Shipping a document intelligence API with Gemini and FastAPI
The brief was simple: take a document — any document, a PDF or a URL or raw text — and turn it into something a machine can search and retrieve. I have never written a brief that turned out to be as complicated as that one.
The hard part was not the extraction. It was deciding what to extract, how to structure it, and how to store it in a way that would still be useful when the query came in six months later.
The ingestion model
We settled on three input types, each handled differently.
A file upload is processed page by page. Each page is rasterised to a PNG and passed to Gemini 2.5 Flash Vision with a structured prompt — identify all major components and their relationships, describe spatial layout and flow directions, extract table structures with complete values and headers, capture all numerical annotations.
async def chunk_to_section_pdf(chunk: Chunk) -> schemas.SectionRecord:
for item_bytes in chunk.page_items:
link = await upload_file(item_bytes, 'image/png', 'png')
item_desc = await gemini_client.models.generate_content(
model='gemini-2.5-flash-preview-04-17',
contents=[
f"""Analyze this technical diagram in exhaustive detail:
1. Identify all major components and their relationships
- List every visible element with precise measurements
- Describe spatial relationships between elements
2. For tables: extract complete structures with headers and values
3. Capture all numerical values and annotations"""
]
).text
A link is stored as an external reference — name, size, and type recorded, content not fetched. Raw text is UTF-8 encoded, byte-counted for size, and stored directly. No extraction needed.
Exactly one input
The API enforces exactly one input type per request. Not at least one — exactly one.
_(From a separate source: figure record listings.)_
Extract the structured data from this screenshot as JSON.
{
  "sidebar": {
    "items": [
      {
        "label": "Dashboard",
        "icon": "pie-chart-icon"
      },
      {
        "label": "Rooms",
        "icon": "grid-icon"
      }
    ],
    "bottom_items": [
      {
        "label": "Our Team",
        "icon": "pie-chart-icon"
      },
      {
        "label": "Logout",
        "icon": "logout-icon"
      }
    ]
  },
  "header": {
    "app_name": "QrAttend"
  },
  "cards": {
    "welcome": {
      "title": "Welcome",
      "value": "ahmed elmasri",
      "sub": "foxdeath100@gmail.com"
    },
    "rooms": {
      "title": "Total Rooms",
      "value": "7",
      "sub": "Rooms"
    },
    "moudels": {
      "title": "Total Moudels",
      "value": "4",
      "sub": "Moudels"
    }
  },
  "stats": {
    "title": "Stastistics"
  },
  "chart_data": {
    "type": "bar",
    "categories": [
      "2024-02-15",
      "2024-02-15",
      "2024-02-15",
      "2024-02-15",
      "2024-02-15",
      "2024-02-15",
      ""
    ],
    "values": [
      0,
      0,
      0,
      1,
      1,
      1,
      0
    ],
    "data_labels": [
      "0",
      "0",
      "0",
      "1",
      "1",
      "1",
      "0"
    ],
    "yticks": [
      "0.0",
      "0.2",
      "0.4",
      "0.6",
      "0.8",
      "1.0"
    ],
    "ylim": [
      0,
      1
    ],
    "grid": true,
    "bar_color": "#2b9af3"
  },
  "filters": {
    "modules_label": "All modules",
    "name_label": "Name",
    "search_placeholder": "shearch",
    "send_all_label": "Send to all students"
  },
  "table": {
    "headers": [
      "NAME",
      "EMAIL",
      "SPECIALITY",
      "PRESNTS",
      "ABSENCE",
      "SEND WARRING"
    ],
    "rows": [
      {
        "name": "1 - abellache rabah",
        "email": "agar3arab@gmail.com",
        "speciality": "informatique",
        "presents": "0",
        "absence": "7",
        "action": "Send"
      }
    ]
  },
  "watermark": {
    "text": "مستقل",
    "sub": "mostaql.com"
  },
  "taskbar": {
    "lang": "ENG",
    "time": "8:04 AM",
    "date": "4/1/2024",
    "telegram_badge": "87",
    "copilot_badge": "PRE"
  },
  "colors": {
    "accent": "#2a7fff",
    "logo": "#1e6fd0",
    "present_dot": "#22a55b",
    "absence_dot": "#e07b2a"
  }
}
inputs = [bool(obj_in.file), bool(obj_in.link), bool(obj_in.text)]
if inputs.count(True) != 1:
raise errors.link_or_file_or_text_required
A caller should never be uncertain about which input the API used. Counting truthy values and raising on anything other than one is the cleanest way to express that constraint.
The section model
The output of the pipeline is a Section record: name, content, summary, section number, a relations field for entities and their connections, and a meta_data field for identifiers and keywords extracted for retrieval. Every section is linked to its source via a foreign key.
Security
Client secrets are generated with secrets.token_hex(32) — a 64-character hexadecimal string from Python's cryptographically secure random number generator. Client IDs are str(uuid.uuid4()).
class ClientCredentials(HasOwnerMixin, HasDeleteMixin, Base):
name: Mapped[str]
client_id: Mapped[str] = mapped_column(
default=lambda: str(uuid.uuid4())
)
client_secret: Mapped[str] = mapped_column(
default=lambda: secrets.token_hex(32)
)
These are not interchangeable. UUID4 is random but not designed for use as a secret. secrets.token_hex gives you full cryptographic randomness. For anything that functions as a password, use secrets.